The Phoenix area's festivals are in the hands of people who have spent their life in the industry or who understand how to build something from nothing almost overnight.

"We've seen this in the late '80s and early '90s, where festivals popped up all over the place, and then they went away because it takes a lot of cash to operate [them], and there's a growing period before you see any profits," says Andrews. "So it's an investment. It's not like a grocery store, where if bananas don't sell well, you can lower the price. You have two, three, four days for your event, and then you have to wait another year to make changes."

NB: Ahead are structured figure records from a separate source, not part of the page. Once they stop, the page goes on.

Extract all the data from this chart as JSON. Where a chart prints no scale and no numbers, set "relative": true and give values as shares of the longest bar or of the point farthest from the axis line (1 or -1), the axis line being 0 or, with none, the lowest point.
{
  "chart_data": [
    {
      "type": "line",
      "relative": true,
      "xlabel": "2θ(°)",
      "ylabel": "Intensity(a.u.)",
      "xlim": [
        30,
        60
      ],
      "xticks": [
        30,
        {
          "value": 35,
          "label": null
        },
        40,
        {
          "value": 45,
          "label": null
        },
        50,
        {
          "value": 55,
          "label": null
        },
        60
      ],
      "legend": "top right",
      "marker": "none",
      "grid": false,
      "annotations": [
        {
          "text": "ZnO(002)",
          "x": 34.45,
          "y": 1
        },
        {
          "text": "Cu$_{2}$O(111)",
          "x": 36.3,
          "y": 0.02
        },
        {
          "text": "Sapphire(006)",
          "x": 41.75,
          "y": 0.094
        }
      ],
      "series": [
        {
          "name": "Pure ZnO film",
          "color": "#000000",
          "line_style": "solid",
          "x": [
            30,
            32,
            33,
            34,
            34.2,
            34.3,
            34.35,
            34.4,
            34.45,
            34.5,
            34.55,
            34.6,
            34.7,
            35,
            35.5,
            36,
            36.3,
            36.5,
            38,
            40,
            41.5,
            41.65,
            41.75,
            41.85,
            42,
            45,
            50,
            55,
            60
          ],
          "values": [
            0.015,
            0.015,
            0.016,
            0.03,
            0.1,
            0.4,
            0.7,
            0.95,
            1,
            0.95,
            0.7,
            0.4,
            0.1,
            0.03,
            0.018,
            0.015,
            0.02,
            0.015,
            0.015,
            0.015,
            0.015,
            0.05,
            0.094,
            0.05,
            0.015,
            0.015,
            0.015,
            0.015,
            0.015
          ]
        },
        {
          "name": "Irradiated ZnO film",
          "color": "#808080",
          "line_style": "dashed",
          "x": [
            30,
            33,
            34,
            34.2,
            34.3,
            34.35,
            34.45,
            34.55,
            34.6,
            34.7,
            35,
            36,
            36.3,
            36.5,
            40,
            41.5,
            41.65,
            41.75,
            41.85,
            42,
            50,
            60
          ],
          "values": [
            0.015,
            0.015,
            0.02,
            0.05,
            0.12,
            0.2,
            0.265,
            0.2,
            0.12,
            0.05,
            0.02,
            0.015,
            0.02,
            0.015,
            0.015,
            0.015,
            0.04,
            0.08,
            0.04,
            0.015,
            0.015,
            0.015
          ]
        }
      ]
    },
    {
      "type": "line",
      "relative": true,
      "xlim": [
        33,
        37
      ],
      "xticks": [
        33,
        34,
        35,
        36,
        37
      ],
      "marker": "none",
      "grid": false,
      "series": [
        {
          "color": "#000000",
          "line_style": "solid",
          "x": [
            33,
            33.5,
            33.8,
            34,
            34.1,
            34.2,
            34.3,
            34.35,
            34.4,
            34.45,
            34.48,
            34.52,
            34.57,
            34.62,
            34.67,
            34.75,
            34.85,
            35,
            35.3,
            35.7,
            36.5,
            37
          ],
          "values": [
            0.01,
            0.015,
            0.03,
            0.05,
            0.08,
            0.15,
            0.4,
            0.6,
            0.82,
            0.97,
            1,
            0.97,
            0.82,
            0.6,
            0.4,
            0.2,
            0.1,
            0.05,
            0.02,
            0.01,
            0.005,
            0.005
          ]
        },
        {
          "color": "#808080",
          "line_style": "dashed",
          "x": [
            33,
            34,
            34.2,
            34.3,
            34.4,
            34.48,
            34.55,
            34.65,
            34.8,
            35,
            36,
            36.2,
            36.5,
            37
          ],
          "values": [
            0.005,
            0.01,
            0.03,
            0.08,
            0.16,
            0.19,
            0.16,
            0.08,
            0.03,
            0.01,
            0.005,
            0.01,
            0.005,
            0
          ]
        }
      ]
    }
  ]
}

Andrews believes the best customer service is delivering a good show, and that will pay for itself. "It's not all about the money. It's all about the people on stage and having a good time. That's how [fans] come back," he says. "When you start looking at making money and cutting corners, then people don't come back."

In the end — from the hundreds of volunteers who construct and man the events to the people who gamble their savings trying to bring a good time to the crowds that hopefully turn out for a great festival — it's a team effort.

"It does take a community to support events like [MMMF]. People get behind it, or they don't exist," Largay says. "If you want to be a cool person living in a cool city, I think [you have] a responsibility to participate."